What is helicopter money ? The concept of “helicopter money” is increasingly presented as the next step in efforts to stimulate economic recovery in demand-deficient economies such as Japan or the Eurozone. While the idea sounded overly unorthodox a few years ago, it is now a regular part of policy debates.
With major central banks such as the Bank of Japan and the European Central Bank struggling to boost inflation expectations despite an ever-broadening range of policy measures, respected actors like Ben Bernanke are giving the idea some serious attention. The helicopter money concept suggests that policymakers, if willing to be creative enough, would not run out of options to stimulate demand in a depressed economy because they could print money and hand it to the population (symbolically dropped from helicopters) to stimulate spending. Realistically, helicopter money operations would take a more indirect process (and no helicopters), in the form of central bank-financed government spending.
COULD THIS REALLY WORK?
The idea is not as unreasonable as the name sounds. As a policy measure, it has some important advantages. By combining monetary and fiscal aspects, it can have an impact on many fronts, boosting spending and income while also helping to raise growth and inflation expectations.
Standard policy tools seem incapable of bringing about such results at the moment. A traditional debt-financed fiscal stimulus, despite the clear benefits it may offer, has become very unlikely in an era of high debt burdens in most advanced economies. And while much more is being done on the monetary front, central bank actions are coming up against diminishing returns. Economies respond to interest rates cuts with ever less enthusiasm. In fact when the BoJ cut rates into negative territory last January, the market reacted negatively. Other, less conventional, tools also face skepticism from both markets and the general public.
But helicopter money may offer an ingenious way out of some of these problems. It could bring extra public spending without raising government debt. And it could be a much more direct form of stimulus than other measures tried so far. A criticism of Quantitative Easing is its limited effectiveness: central banks buy assets with newly-printed money, but if these funds remain in the form of bank reserves, there are few benefits to the real economy; growth and inflation expectations don’t increase much. Printing money to directly fund government initiatives may offer a way around this problem.
COULD IT REALLY HAPPEN?
The evolution of the policy landscape throughout the post-crisis period should teach a lesson in humility to analysts too quick to discount the idea of unprecedented measures. Negative rates sounded inconceivable some years ago, but are now seen as an almost conventional policy tool. When the ECB cut its deposit rate into even deeper negative territory last March (from -0.30% to a new low of -0.40%), most market participants treated this as an entirely expected development.
So the “unorthodox” nature of an approach is clearly not enough to discount it as a possible outcome. Still, we find that given the dynamics currently at play, the probability of seeing helicopter money in action in the near future remains fairly remote. It would require an unusual degree of cooperation between fiscal and monetary policymakers, which implies central banks’ willingness to see their hard-earned and much-prized independence undermined. It would also involve expanding central bank balance sheets further, which in some constituencies may reach their effective limit. The Swiss National Bank case reminds us of this constraint. At the same time, political opposition may be an important limitation, given the concern that after enjoying ‘free money’ once, governments may see no reason to show fiscal discipline in the future.
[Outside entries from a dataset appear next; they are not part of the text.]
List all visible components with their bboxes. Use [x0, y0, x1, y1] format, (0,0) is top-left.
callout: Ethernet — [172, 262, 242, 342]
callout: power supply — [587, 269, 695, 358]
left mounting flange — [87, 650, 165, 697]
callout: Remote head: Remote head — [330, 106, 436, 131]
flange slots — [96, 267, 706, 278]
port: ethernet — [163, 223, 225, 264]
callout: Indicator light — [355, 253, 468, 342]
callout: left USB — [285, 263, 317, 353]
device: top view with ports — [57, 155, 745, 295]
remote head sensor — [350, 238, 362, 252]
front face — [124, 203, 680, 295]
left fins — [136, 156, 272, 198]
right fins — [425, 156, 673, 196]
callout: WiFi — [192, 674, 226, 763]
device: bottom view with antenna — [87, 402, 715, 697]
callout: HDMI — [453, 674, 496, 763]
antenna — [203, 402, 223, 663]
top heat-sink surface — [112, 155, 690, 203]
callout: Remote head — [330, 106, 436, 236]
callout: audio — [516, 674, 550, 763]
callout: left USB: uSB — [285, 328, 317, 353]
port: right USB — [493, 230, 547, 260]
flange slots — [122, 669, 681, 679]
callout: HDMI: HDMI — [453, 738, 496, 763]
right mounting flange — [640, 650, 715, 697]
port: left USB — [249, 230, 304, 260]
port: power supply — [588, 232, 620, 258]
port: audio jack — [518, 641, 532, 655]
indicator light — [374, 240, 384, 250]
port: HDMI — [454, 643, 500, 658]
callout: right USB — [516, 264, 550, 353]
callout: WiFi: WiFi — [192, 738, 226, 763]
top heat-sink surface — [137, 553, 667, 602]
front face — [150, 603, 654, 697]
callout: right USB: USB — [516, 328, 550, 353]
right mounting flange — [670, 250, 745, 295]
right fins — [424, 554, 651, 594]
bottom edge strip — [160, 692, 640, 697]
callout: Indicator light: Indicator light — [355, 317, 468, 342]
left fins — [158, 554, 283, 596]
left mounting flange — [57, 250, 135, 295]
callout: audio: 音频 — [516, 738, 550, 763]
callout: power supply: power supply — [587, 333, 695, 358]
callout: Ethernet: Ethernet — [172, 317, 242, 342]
Governments have been reluctant to use fairly conventional fiscal stimulus - even at a time of sub-zero interest rates and clear infrastructure investment needs. Instead of showing increased support for aggressive central bank action (a prerequisite for bold plans like helicopter money operations), many jurisdictions are travelling in the opposite direction. Political actors (and even some central bank board members) have been increasingly critical of previous central bank decisions. Strong German opposition to issues like negative rates and ECB QE is a case in point. It is also an indication that the Eurozone seems to be more constrained in this respect than Japan, given the complications around fiscal and monetary policy in a currency union.
Instead, the world may have to live with only marginally more constructive fiscal policy in the near future. While not a major driver of economic recovery, it is worth noting that fiscal policy in major economies is no longer a drag – and is turning supportive in several cases. In China, the central government has decided to allow the budget deficit to widen in order to support its slowing economy. In the Eurozone the austerity era is mostly gone and with debt service costs falling as QE keeps pushing yields lower, governments have gained some fiscal leeway. State and federal budgets in the US have also turned a touch expansionary after acting as a contractionary economic force for several years. And the predominant expectation for Japan is now that the government will postpone the tax hike scheduled for next year, and will announce a fiscal stimulus plan, most likely in the next few days. This may not be anywhere close to what is needed for the world economy to take off, but it might be just enough support to prevent hard landings.